HEALTH bosses in Gwent have been - and remain - coy on the issue of whether a replacement hospital for the Royal Gwent could or should be built on the former Corus site at Mendalgief Road.

That the Royal Gwent is living on borrowed time is beyond dispute and Gwent Healthcare Trust has already publicly stated that the hospital will need to be replaced in the next ten years.

But though the Royal Gwent is the area's biggest hospital and among the busiest in Wales, it is just one part of a complex network of hospitals of varying functions and sizes across Gwent.

Its replacement is being seen by health bosses in the context of a Strategic Investment Plan (SIP) for Gwent - a vision for hospital services in the area for the next 20-25 years.

Originally driven by the trust, Gwent's five new Local Health Boards (LHBs) are now involved and beginning to think about the future shape they wish hospital services to take in their respective areas.

Replacements for Gwent Health Authority, as part of a restructuring of the NHS in Wales in April, Gwent's LHBs - Newport, Torfaen, Blaenau Gwent, Caerphilly and Monmouthshire - are responsible for commissioning health services for their respective areas.

Each will draw up a wish-list of services for the SIP, while the trust takes a pan-Gwent view of hospital service planning. These blueprints will then need to be combined and adapted to provide a single vision for the NHS in this area.

Work has barely started on these blueprints, and they will need to take into account existing proposals for hospitals, such as the community facility proposed for Blaenau Gwent in Ebbw Vale, and tentative plans for replacing Caerphilly District Miners Hospital.

They must also incorporate the ideals and aims of the Assembly's Better Health, Better Wales programme, and the recent Wanless Report into health and social care in Wales.

What is especially exciting about this attempt to devise a new template for hospital services is that it starts with the services that healthcare planners - with the benefit of input over several years from clinicians, statisticians and the patients themselves - believe Gwent needs.

It is not based upon moulding services to fit existing buildings or ways of working, but largely assumes a blank-sheet-of-paper approach that devises the services first, then proposes the facilities in and with which to deliver them.

This is a strength, in that it pre-supposes nothing and allows the construction of a best case scenario system.

But its weakness is that it has no firm basis in terms of funding, siting, and planning.
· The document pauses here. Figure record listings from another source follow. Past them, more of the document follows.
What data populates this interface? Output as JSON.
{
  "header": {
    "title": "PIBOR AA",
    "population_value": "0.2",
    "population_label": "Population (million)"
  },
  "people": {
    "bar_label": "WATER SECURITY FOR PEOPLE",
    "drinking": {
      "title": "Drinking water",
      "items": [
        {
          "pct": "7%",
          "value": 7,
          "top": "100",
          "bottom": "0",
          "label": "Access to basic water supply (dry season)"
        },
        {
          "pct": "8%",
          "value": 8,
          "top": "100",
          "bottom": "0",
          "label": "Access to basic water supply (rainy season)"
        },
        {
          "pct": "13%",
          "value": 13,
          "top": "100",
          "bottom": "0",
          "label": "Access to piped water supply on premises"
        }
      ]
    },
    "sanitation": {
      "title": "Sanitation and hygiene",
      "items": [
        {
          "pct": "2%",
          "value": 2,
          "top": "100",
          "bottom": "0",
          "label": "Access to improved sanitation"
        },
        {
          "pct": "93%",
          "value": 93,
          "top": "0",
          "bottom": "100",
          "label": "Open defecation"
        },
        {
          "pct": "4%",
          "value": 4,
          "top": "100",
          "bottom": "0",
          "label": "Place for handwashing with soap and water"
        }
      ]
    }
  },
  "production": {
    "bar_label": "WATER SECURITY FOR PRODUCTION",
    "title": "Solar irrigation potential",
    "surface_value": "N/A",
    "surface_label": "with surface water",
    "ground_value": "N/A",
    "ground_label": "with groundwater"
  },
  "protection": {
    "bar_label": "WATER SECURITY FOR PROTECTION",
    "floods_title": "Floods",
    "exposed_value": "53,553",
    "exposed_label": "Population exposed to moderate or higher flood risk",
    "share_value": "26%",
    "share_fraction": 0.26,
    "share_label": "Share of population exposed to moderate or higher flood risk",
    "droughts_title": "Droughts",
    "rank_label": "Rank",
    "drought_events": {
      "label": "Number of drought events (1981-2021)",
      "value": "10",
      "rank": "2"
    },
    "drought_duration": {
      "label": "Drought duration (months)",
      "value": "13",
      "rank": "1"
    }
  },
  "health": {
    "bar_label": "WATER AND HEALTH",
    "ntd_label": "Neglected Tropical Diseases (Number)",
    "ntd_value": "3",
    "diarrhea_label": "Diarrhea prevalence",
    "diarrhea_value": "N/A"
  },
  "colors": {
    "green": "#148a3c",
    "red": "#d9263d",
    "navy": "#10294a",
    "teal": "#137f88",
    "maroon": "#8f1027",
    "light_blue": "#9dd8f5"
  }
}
Also, new hospitals do not come cheap. The Blaenau Gwent project will cost £36 million and that is a 115-bed, community-style facility.

Providing an acute hospital with all or most of the facilities currently available at the Royal Gwent could cost upwards of £350m. If the facilities lost from St Woolos and St Cadoc's could feasibly be included on the same site, and that is open to question, the cost could be even more.

Also, there is no guarantee the Assembly would give such a proposal its blessing.

Recent experience in Gwent concerning masterplans for ex-steelworks sites and hospitals, should also provide a warning for planning visionaries.

The proposed Blaenau Gwent community hospital was included in a masterplan for regenerating the Corus tinplate works site in Ebbw Vale, but health bosses eventually opted for an alternative site in the town, as the masterplan site did not meet the rigorous standards required for the location of a hospital.

Briefing notes from Newport Unlimited's community workshops on the masterplan stress the need to engage health bosses and "integrate their future planning into the masterplan".

The sooner the dialogue starts, the better.